Spanberger went on to say that the new legislation will create a historic investment in high-speed broadband infrastructure.
“Access to broadband internet is an issue of economic and educational opportunity, and we can’t afford to leave Central Virginia’s rural communities behind in our national infrastructure conversation,” she said.
According to the 2019 Broadband Deployment Report from the FCC, more than 25% of Virginians in rural areas lack access to high-speed internet. And the number of Virginians without reliable broadband access is expected to be much higher.
Since 2015, the FCC’s data has relied on the same speed threshold to define whether an area is considered to have sufficient broadband service, but this threshold is outdated, according to Spanberger’s office.
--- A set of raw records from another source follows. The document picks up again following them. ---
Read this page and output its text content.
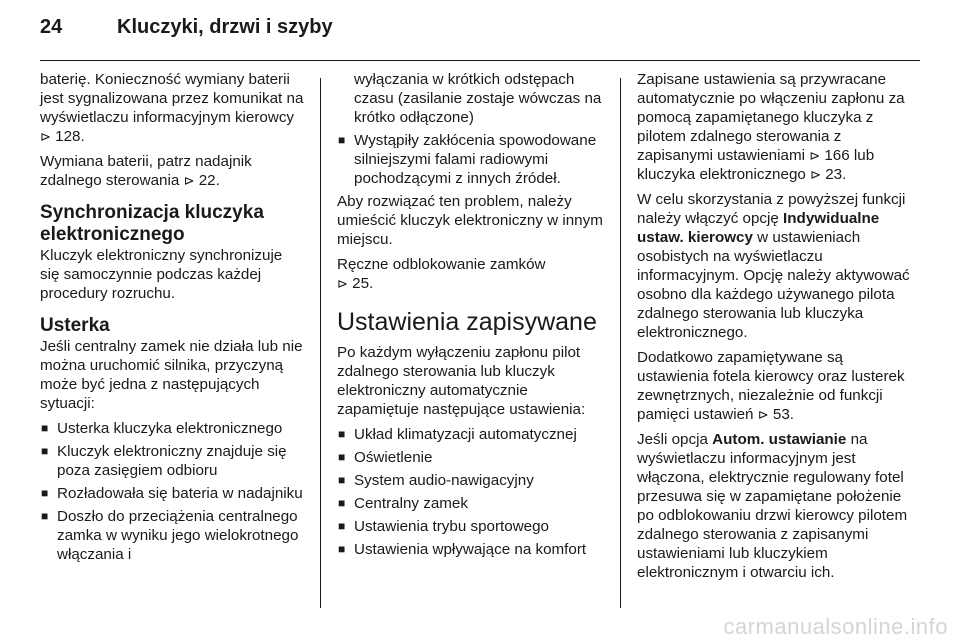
24	Kluczyki, drzwi i szyby

baterię. Konieczność wymiany baterii jest sygnalizowana przez komunikat na wyświetlaczu informacyjnym kierowcy ⊳ 128.

Wymiana baterii, patrz nadajnik zdalnego sterowania ⊳ 22.

Synchronizacja kluczyka elektronicznego

Kluczyk elektroniczny synchronizuje się samoczynnie podczas każdej procedury rozruchu.

Usterka

Jeśli centralny zamek nie działa lub nie można uruchomić silnika, przyczyną może być jedna z następujących sytuacji:

■ Usterka kluczyka elektronicznego
■ Kluczyk elektroniczny znajduje się poza zasięgiem odbioru
■ Rozładowała się bateria w nadajniku
■ Doszło do przeciążenia centralnego zamka w wyniku jego wielokrotnego włączania i
wyłączania w krótkich odstępach czasu (zasilanie zostaje wówczas na krótko odłączone)
■ Wystąpiły zakłócenia spowodowane silniejszymi falami radiowymi pochodzącymi z innych źródeł.

Aby rozwiązać ten problem, należy umieścić kluczyk elektroniczny w innym miejscu.

Ręczne odblokowanie zamków
⊳ 25.

Ustawienia zapisywane

Po każdym wyłączeniu zapłonu pilot zdalnego sterowania lub kluczyk elektroniczny automatycznie zapamiętuje następujące ustawienia:

■ Układ klimatyzacji automatycznej
■ Oświetlenie
■ System audio-nawigacyjny
■ Centralny zamek
■ Ustawienia trybu sportowego
■ Ustawienia wpływające na komfort

Zapisane ustawienia są przywracane automatycznie po włączeniu zapłonu za pomocą zapamiętanego kluczyka z pilotem zdalnego sterowania z zapisanymi ustawieniami ⊳ 166 lub kluczyka elektronicznego ⊳ 23.

W celu skorzystania z powyższej funkcji należy włączyć opcję Indywidualne ustaw. kierowcy w ustawieniach osobistych na wyświetlaczu informacyjnym. Opcję należy aktywować osobno dla każdego używanego pilota zdalnego sterowania lub kluczyka elektronicznego.

Dodatkowo zapamiętywane są ustawienia fotela kierowcy oraz lusterek zewnętrznych, niezależnie od funkcji pamięci ustawień ⊳ 53.

Jeśli opcja Autom. ustawianie na wyświetlaczu informacyjnym jest włączona, elektrycznie regulowany fotel przesuwa się w zapamiętane położenie po odblokowaniu drzwi kierowcy pilotem zdalnego sterowania z zapisanymi ustawieniami lub kluczykiem elektronicznym i otwarciu ich.

carmanualsonline.info
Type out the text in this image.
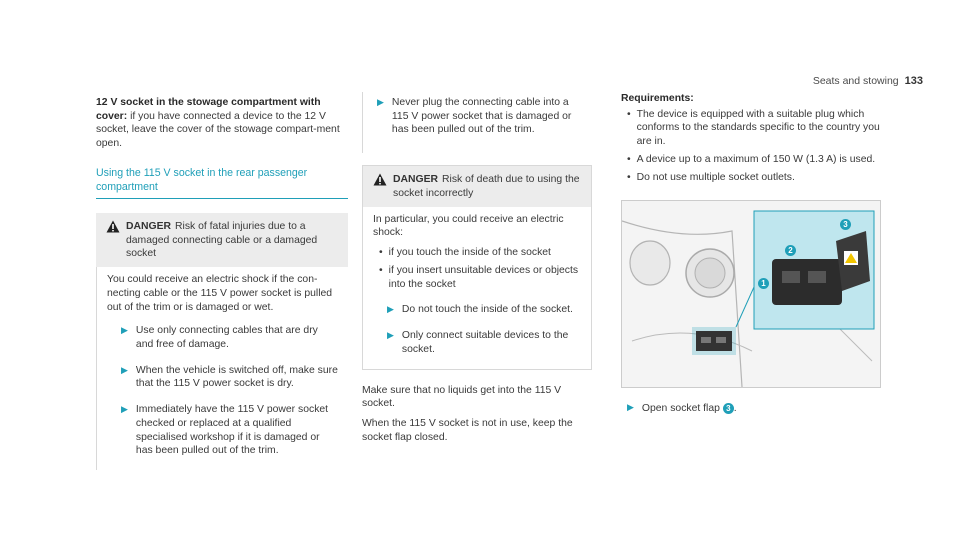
Seats and stowing 133

12 V socket in the stowage compartment with cover: if you have connected a device to the 12 V socket, leave the cover of the stowage compart-ment open.

Using the 115 V socket in the rear passenger compartment
DANGER Risk of fatal injuries due to a damaged connecting cable or a damaged socket

You could receive an electric shock if the con-necting cable or the 115 V power socket is pulled out of the trim or is damaged or wet.

▶ Use only connecting cables that are dry and free of damage.
▶ When the vehicle is switched off, make sure that the 115 V power socket is dry.
▶ Immediately have the 115 V power socket checked or replaced at a qualified specialised workshop if it is damaged or has been pulled out of the trim.
▶ Never plug the connecting cable into a 115 V power socket that is damaged or has been pulled out of the trim.
DANGER Risk of death due to using the socket incorrectly

In particular, you could receive an electric shock:

• if you touch the inside of the socket
• if you insert unsuitable devices or objects into the socket
▶ Do not touch the inside of the socket.
▶ Only connect suitable devices to the socket.

Make sure that no liquids get into the 115 V socket.

When the 115 V socket is not in use, keep the socket flap closed.

Requirements:
• The device is equipped with a suitable plug which conforms to the standards specific to the country you are in.
• A device up to a maximum of 150 W (1.3 A) is used.
• Do not use multiple socket outlets.
1
2
3
▶ Open socket flap 3 .
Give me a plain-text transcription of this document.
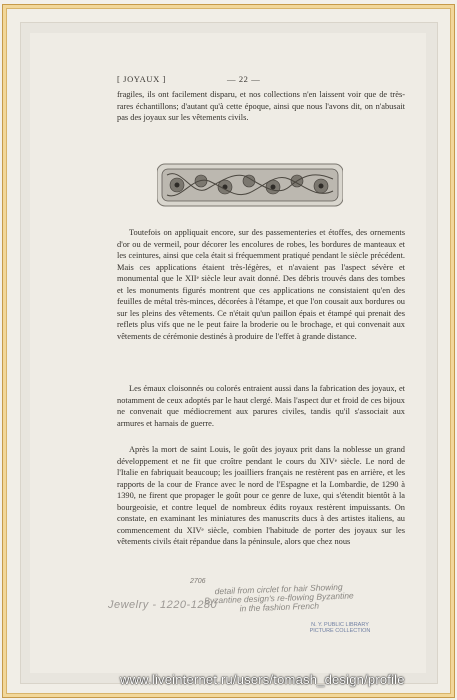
[ JOYAUX ]	— 22 —
fragiles, ils ont facilement disparu, et nos collections n'en laissent voir que de très-rares échantillons; d'autant qu'à cette époque, ainsi que nous l'avons dit, on n'abusait pas des joyaux sur les vêtements civils.
Toutefois on appliquait encore, sur des passementeries et étoffes, des ornements d'or ou de vermeil, pour décorer les encolures de robes, les bordures de manteaux et les ceintures, ainsi que cela était si fréquemment pratiqué pendant le siècle précédent. Mais ces applications étaient très-légères, et n'avaient pas l'aspect sévère et monumental que le XIIᵉ siècle leur avait donné. Des débris trouvés dans des tombes et les monuments figurés montrent que ces applications ne consistaient qu'en des feuilles de métal très-minces, décorées à l'étampe, et que l'on cousait aux bordures ou sur les pleins des vêtements. Ce n'était qu'un paillon épais et étampé qui prenait des reflets plus vifs que ne le peut faire la broderie ou le brochage, et qui convenait aux vêtements de cérémonie destinés à produire de l'effet à grande distance.
Les émaux cloisonnés ou colorés entraient aussi dans la fabrication des joyaux, et notamment de ceux adoptés par le haut clergé. Mais l'aspect dur et froid de ces bijoux ne convenait que médiocrement aux parures civiles, tandis qu'il s'associait aux armures et harnais de guerre.
Après la mort de saint Louis, le goût des joyaux prit dans la noblesse un grand développement et ne fit que croître pendant le cours du XIVᵉ siècle. Le nord de l'Italie en fabriquait beaucoup; les joailliers français ne restèrent pas en arrière, et les rapports de la cour de France avec le nord de l'Espagne et la Lombardie, de 1290 à 1390, ne firent que propager le goût pour ce genre de luxe, qui s'étendit bientôt à la bourgeoisie, et contre lequel de nombreux édits royaux restèrent impuissants. On constate, en examinant les miniatures des manuscrits ducs à des artistes italiens, au commencement du XIVᵉ siècle, combien l'habitude de porter des joyaux sur les vêtements civils était répandue dans la péninsule, alors que chez nous
2706
detail from circlet for hair Showing Byzantine design's re-flowing Byzantine in the fashion French
Jewelry - 1220-1280
N. Y. PUBLIC LIBRARY PICTURE COLLECTION
www.liveinternet.ru/users/tomash_design/profile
This means that Virginians who technically meet the current threshold for internet speed and reliability in reality lack the ability to connect to internet services that are commonplace in more populated areas.
“If we’re going to keep our rural businesses, farms, and students competitive, we need to recognize that the broadband infrastructure we build must meet the need for faster downloads and uploads,” said Spanberger. “My amendment would examine the efficacy of the FCC’s process for updating these thresholds — and with this information, we can make better decisions about how best to invest in broadband infrastructure and meet the need for faster speeds.”
The act passed by the House would also provide an additional $80 billion for broadband deployment especially in underserved areas. Spanberger’s amendment will provide $5 billion for additional laptops, tablets and increased mobile hotspot lending capabilities in rural areas among other provisions.